Avec plus de 3000 milliards de francs, la dette colossale de la France a atteint 110% de son PIB en raison de l'envolée du déficit ces dernières années. Pour y remédier, le gouvernement de Michel Barnier propose 60 milliards d’économies et des hausses d’impôts. Selon les politiciens, l'heure est grave et le pays court le risque d'une crise financière.
Cependant, l'endettement est monnaie courante. Beaucoup de pays ont vu leur dette exploser à la fin des années 2000, explique lundi Cédric Tille, professeur d’économie au Graduate Institute, dans l'émission Tout un Monde de la RTS.
La crise financière des subprimes de 2007-2008, suivie de celle de la zone euro, puis de la crise du Covid-19, ont toutes nécessité des mesures importantes "de relance budgétaire pour soutenir l’activité économique", rappelle-t-il, en notant que la crise du Covid-19 a particulièrement poussé les Etats à dépenser massivement pour éviter un effondrement économique.
L'effet boule de neige de la dette publique
Le problème, c'est que certains pays, comme la France, ont continué à dépenser au même rythme après la crise. Au début de sa présidence, Emmanuel Macron avait réussi à réduire le déficit budgétaire à moins de 3% du PIB. Cependant, ces dernières années, ce déficit a de nouveau fortement augmenté, atteignant les 6%.
Si la politique budgétaire d'un Etat devient risquée (...), les investisseurs exigeront des taux d'intérêt toujours plus élevés pour prêter leurs liquidités.
Arthur Jurus, responsable des investissements pour la banque privée Oddo BhF, souligne que l'augmentation du déficit public oblige l'Etat à s'endetter continuellement, entraînant une hausse des dépenses uniquement pour rembourser la dette existante. Si la politique budgétaire d'un Etat devient plus risquée ou dérape, les investisseurs exigeront des taux d'intérêt plus élevés, augmentant ainsi la part du budget consacrée au remboursement de la dette et créant un effet boule de neige difficile à gérer.
Ainsi, la France consacre aujourd'hui chaque année 10% de son PIB exclusivement au paiement des intérêts de sa dette. Ce sont des sommes qu'elle ne peut évidemment pas allouer ailleurs. Cette situation pourrait commencer à inquiéter les investisseurs.
Stratégies contrastées entre la France, l'Italie et le Japon
La France n'est pas le seul pays à avoir une dette importante.

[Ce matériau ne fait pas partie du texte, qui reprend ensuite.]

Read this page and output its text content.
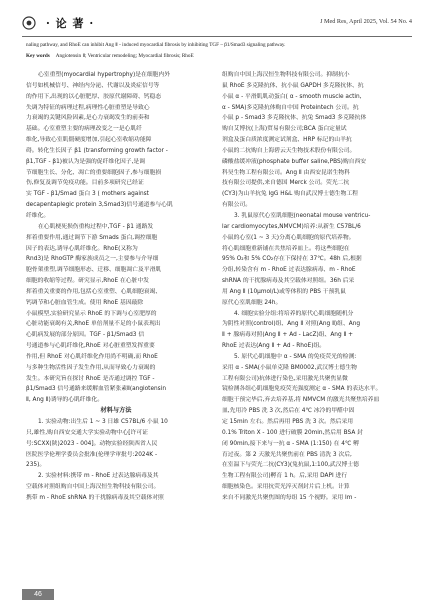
· 论 著 ·	J Med Res, April 2025, Vol. 54 No. 4
naling pathway, and RhoE can inhibit Ang Ⅱ - induced myocardial fibrosis by inhibiting TGF – β1/Smad3 signaling pathway.
Key words Angiotensin Ⅱ; Ventricular remodeling; Myocardial fibrosis; RhoE
心室重塑(myocardial hypertrophy)是在细胞内外
信号如机械信号、神经内分泌、代谢以及炎症信号等
的作用下,出现的以心脏肥厚、胶原代谢障碍、钙稳态
失调为特征的病理过程,病理性心脏重塑是导致心
力衰竭的关键风险因素,是心力衰竭发生的前奏和
基础。心室重塑主要的病理改变之一是心肌纤
维化,导致心室肌僵硬度增加,引起心室收缩功能障
碍。转化生长因子 β1 (transforming growth factor -
β1,TGF - β1)被认为是强的促纤维化因子,是调
节细胞生长、分化、凋亡的重要细胞因子,参与细胞损
伤,修复及调节免疫功能。目前多项研究已经证
实 TGF - β1/Smad 蛋白 3 ( mothers against
decapentaplegic protein 3,Smad3)信号通道参与心肌
纤维化。
在心肌梗死损伤重构过程中,TGF - β1 通路发
挥着重要作用,通过调节下游 Smads 蛋白,调控细胞
因子的表达,诱导心肌纤维化。RhoE(又称为
Rnd3)是 RhoGTP 酶家族成员之一,主要参与介导细
胞骨架重塑,调节细胞形态、迁移、细胞凋亡及平滑肌
细胞的收缩等过程。研究显示,RhoE 在心脏中发
挥着重关重要的作用,包括心室重塑、心肌细胞衰竭、
钙调节和心脏血管生成。使用 RhoE 基因敲除
小鼠模型,实验研究显示 RhoE 的下调与心室肥厚的
心脏功能衰竭有关,RhoE 单倍剂量不足的小鼠表现出
心肌病发展的部分原因。TGF - β1/Smad3 信
号通道参与心肌纤维化,RhoE 对心脏重塑发挥重要
作用,但 RhoE 对心肌纤维化作用尚不明确,而 RhoE
与多种生物活性因子发生作用,从而导致心力衰竭的
发生。本研究旨在探讨 RhoE 是否通过调控 TGF -
β1/Smad3 信号通路来缓解血管紧张素Ⅱ(angiotensin
Ⅱ, Ang Ⅱ)诱导的心肌纤维化。
材料与方法
1. 实验动物:出生后 1 ~ 3 日雄 C57BL/6 小鼠 10
只,雄性,购自西安交通大学实验动物中心[许可证
号:SCXX(陕)2023 - 004]。动物实验经陕西省人民
医院医学伦理学委员会批准(伦理学审批号:2024K -
235)。
2. 实验材料:携带 m - RhoE 过表达腺病毒及其
空载体对照组购自中国上海汉恒生物科技有限公司。
携带 m - RhoE shRNA 的干扰腺病毒及其空载体对照
组购自中国上海汉恒生物科技有限公司。抑制抗小
鼠 RhoE 多克隆抗体、抗小鼠 GAPDH 多克隆抗体、抗
小鼠 α - 平滑肌肌动蛋白( α - smooth muscle actin,
α - SMA)多克隆抗体购自中国 Proteintech 公司。抗
小鼠 p - Smad3 多克隆抗体、抗兔 Smad3 多克隆抗体
购自艾博抗(上海)贸易有限公司;BCA 蛋白定量试
剂盒及蛋白质浓度测定试剂盒、HRP 标记的山羊抗
小鼠的二抗购自上海碧云天生物技术股份有限公司。
磷酸盐缓冲液(phosphate buffer saline,PBS)购自西安
科昊生物工程有限公司。Ang Ⅱ 由西安昆诺生物科
技有限公司提供,来自德国 Merck 公司。荧光二抗
(CY3)为山羊抗兔 IgG H&L 购自武汉博士德生物工程
有限公司。
3. 乳鼠原代心室肌细胞(neonatal mouse ventricu-
lar cardiomyocytes,NMVCM)培养:从新生 C57BL/6
小鼠的心室(1 ~ 3 天)分离心肌细胞的原代培养物。
将心肌细胞重新铺在共焦培养皿上。将这些细胞在
95% O₂和 5% CO₂存在下保持在 37℃。48h 后,根据
分组,转染含有 m - RhoE 过表达腺病毒、m - RhoE
shRNA 的干扰腺病毒及其空载体对照组。36h 后采
用 Ang Ⅱ (10μmol/L)或等体积的 PBS 干预乳鼠
原代心室肌细胞 24h。
4. 细胞实验分组:将培养的原代心肌细胞随机分
为阴性对照(control)组、Ang Ⅱ 对照(Ang Ⅱ)组、Ang
Ⅱ + 腺病毒对照(Ang Ⅱ + Ad - LacZ)组、Ang Ⅱ +
RhoE 过表达(Ang Ⅱ + Ad - RhoE)组。
5. 原代心肌细胞中 α - SMA 的免疫荧光的检测:
采用 α - SMA(小鼠单克隆 BM0002,武汉博士德生物
工程有限公司)抗体进行染色,采用激光共聚焦显微
镜检测各组心肌细胞免疫荧光强度测定 α - SMA 的表达水平。
细胞干预完毕后,弃去培养基,将 NMVCM 的激光共聚焦培养皿
皿,先用冷 PBS 洗 3 次,然后在 4℃ 冰冷的甲醛中固
定 15min 左右。然后再用 PBS 洗 3 次。然后采用
0.1% Triton X - 100 进行破膜 20min,然后用 BSA 封
闭 90min,接下来与一抗 α - SMA (1:150) 在 4℃ 孵
育过夜。第 2 天激光共聚焦前在 PBS 清洗 3 次后,
在室温下与荧光二抗(CY3)(兔抗鼠,1:100,武汉博士德
生物工程有限公司)孵育 1 h。后,采用 DAPI 进行
细胞核染色。采用抗荧光淬灭剂封片后上机。计算
来自不同激光共聚焦图的每组 15 个视野。采用 Im -
46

L'Italie, par exemple, a une dette encore plus élevée, atteignant 140% de sa richesse nationale. Cependant, elle gère mieux ses déficits grâce à des dépenses publiques moins élevées. Un autre exemple est le Japon, dont la dette dépasse 250% de sa richesse nationale. Malgré cela, le Japon emprunte à des taux très bas en raison de sa stabilité, qui inspire confiance aux investisseurs.
Bien que la dette française soit élevée, elle n'est pas encore alarmante, car elle est principalement détenue par des résidents et des institutions européennes. Ces créanciers peuvent supporter des taux d’intérêt plus élevés et ils souhaitent soutenir l'Etat français.
Un pays en forte croissance peut gérer une dette plus élevée grâce à l'augmentation de ses revenus et à la croissance de sa base fiscale.
Le point de bascule pour qu'une dette devienne insoutenable est le risque de défaut de paiement, comme ce fut le cas pour l'Argentine lorsque les investisseurs étrangers se sont retirés. La Grèce, quant à elle, a évité la faillite grâce à l'aide des bailleurs de fonds de la zone euro.
Le risque d'un pays ne dépend pas uniquement d'un chiffre, mais d'un ensemble de facteurs contextuels, de gouvernance et de perspectives économiques à long terme, explique Cédric Tille. Il souligne qu'un pays en forte croissance peut gérer une dette plus élevée, car ses revenus augmenteront et la croissance générera la base fiscale nécessaire.